MAKE BETTER USE OF PUBLIC DISCLOSURES
Many companies that assist in the dissemination and use of federal financial aid, including student loan servicers, debt collectors, and publicly-traded colleges, are required by law to make public disclosures of information related to their financial health. Some of this same information is relevant to learning how colleges, servicers, and collectors are implementing financial aid programs, and how they interact with the government. For example, when Corinthian Colleges was closing its doors, its SEC filings contained many of the details of Corinthians dealings with the Department of Education. In addition, public colleges and universities are required to publish certain information under state open records laws or other public disclosure requirements, including budgets, operating procedures, and certain investigatory reports, which can be combed for important information.
COLLECT RESOURCES IN A SINGLE, SEARCHABLE TROVE
Taken together, the two tactics above can yield important information to inform policymaking. To be sure, researchers and policy wonks have used both of these methods to uncover problems in our higher education system. But once these authors are done with their analyses, the documents they obtained get placed in a drawer. To make the most of the information uncovered, we need a single repository where the higher education community can post documents obtained through open records requests or other transparency efforts, and the public can search for information by financial aid program, institution, program, state, or other criteria. Building a central repository will allow researchers and policy advocates to pool the fruits of their transparency efforts as well as create connections across information obtained from disparate sources. Similar repositories have been enormously helpful in other policy areas, such as death penalty research, where information sits in a variety of different locales, and the sum is far more valuable than the individual parts. The Death Penalty Information Center has become a significant source of information about trends in death penalty cases across the country, allowing the public greater insight into how capital punishment affects certain geographies or high-risk populations.

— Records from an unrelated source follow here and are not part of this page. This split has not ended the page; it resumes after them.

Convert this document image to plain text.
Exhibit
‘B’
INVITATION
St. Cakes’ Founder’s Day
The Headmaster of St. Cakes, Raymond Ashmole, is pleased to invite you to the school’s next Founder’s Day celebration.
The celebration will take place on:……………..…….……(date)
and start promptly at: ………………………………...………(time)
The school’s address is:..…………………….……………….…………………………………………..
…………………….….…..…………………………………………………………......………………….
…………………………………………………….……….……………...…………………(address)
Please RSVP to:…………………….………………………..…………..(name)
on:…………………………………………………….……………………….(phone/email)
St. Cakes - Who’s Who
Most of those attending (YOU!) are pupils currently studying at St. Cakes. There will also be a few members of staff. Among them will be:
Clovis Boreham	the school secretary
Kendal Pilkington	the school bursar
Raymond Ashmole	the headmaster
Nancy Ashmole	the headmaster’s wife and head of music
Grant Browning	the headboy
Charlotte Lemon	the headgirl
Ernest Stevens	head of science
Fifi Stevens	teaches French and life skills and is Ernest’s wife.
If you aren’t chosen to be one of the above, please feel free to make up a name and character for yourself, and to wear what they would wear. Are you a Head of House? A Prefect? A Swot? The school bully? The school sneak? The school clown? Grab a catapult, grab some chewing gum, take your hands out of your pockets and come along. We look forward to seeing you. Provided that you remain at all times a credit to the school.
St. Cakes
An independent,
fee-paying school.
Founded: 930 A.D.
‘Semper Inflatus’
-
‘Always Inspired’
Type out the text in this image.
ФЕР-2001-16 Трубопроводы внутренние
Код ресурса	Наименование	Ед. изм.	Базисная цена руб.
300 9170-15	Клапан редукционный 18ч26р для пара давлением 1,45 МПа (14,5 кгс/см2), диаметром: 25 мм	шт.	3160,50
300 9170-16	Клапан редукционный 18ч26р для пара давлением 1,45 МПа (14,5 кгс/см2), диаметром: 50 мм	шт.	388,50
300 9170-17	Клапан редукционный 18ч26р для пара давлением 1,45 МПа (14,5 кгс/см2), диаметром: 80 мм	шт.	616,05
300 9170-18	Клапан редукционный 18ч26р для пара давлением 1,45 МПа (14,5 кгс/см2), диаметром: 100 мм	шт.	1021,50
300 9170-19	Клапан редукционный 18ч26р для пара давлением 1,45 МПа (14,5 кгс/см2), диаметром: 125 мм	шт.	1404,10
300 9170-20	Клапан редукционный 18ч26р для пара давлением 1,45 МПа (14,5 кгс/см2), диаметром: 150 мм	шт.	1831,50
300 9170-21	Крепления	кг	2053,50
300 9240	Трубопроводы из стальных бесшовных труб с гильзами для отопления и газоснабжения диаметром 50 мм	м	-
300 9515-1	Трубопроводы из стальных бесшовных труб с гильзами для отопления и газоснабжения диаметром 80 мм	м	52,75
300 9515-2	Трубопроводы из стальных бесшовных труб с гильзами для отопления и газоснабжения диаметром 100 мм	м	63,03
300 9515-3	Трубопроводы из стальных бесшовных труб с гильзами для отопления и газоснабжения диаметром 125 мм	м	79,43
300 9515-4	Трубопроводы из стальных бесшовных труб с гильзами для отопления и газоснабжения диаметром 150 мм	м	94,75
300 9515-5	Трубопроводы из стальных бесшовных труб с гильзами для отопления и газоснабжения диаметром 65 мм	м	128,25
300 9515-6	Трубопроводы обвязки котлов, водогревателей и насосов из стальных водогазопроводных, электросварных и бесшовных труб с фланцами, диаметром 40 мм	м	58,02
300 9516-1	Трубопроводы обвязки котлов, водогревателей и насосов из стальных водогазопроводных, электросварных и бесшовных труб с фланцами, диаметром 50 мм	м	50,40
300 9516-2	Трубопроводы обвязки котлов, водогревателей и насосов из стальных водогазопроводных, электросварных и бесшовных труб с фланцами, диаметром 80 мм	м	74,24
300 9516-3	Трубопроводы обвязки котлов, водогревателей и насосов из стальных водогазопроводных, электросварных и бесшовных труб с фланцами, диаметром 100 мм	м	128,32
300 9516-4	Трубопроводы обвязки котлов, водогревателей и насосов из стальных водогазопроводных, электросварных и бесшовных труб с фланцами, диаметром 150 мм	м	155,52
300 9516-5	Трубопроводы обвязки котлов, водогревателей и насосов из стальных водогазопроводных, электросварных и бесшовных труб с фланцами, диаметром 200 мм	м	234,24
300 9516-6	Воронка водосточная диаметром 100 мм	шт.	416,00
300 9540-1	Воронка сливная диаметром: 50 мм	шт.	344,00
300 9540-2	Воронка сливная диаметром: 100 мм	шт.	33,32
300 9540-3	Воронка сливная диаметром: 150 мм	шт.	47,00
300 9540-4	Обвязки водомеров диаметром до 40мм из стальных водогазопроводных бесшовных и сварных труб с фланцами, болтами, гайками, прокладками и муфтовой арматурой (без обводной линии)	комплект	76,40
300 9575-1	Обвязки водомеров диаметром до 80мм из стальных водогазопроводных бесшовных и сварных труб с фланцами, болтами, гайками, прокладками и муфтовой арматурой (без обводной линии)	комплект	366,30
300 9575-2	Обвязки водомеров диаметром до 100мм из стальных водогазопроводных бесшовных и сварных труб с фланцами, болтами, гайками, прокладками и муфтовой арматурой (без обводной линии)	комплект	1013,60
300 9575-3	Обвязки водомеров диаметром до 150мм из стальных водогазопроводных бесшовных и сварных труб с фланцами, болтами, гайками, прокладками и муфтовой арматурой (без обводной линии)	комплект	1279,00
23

The steps suggested here can never provide a complete picture of what happens inside the administration of federal student aid programs. But when targeted toward key areas of inquiry, like the Department of Educations oversight of colleges, or the administration of the student loan program, they can uncover key information that will help us understand the way current policies are implemented, the actors who influence them, and the constraints and incentive structures in which those policies take shape.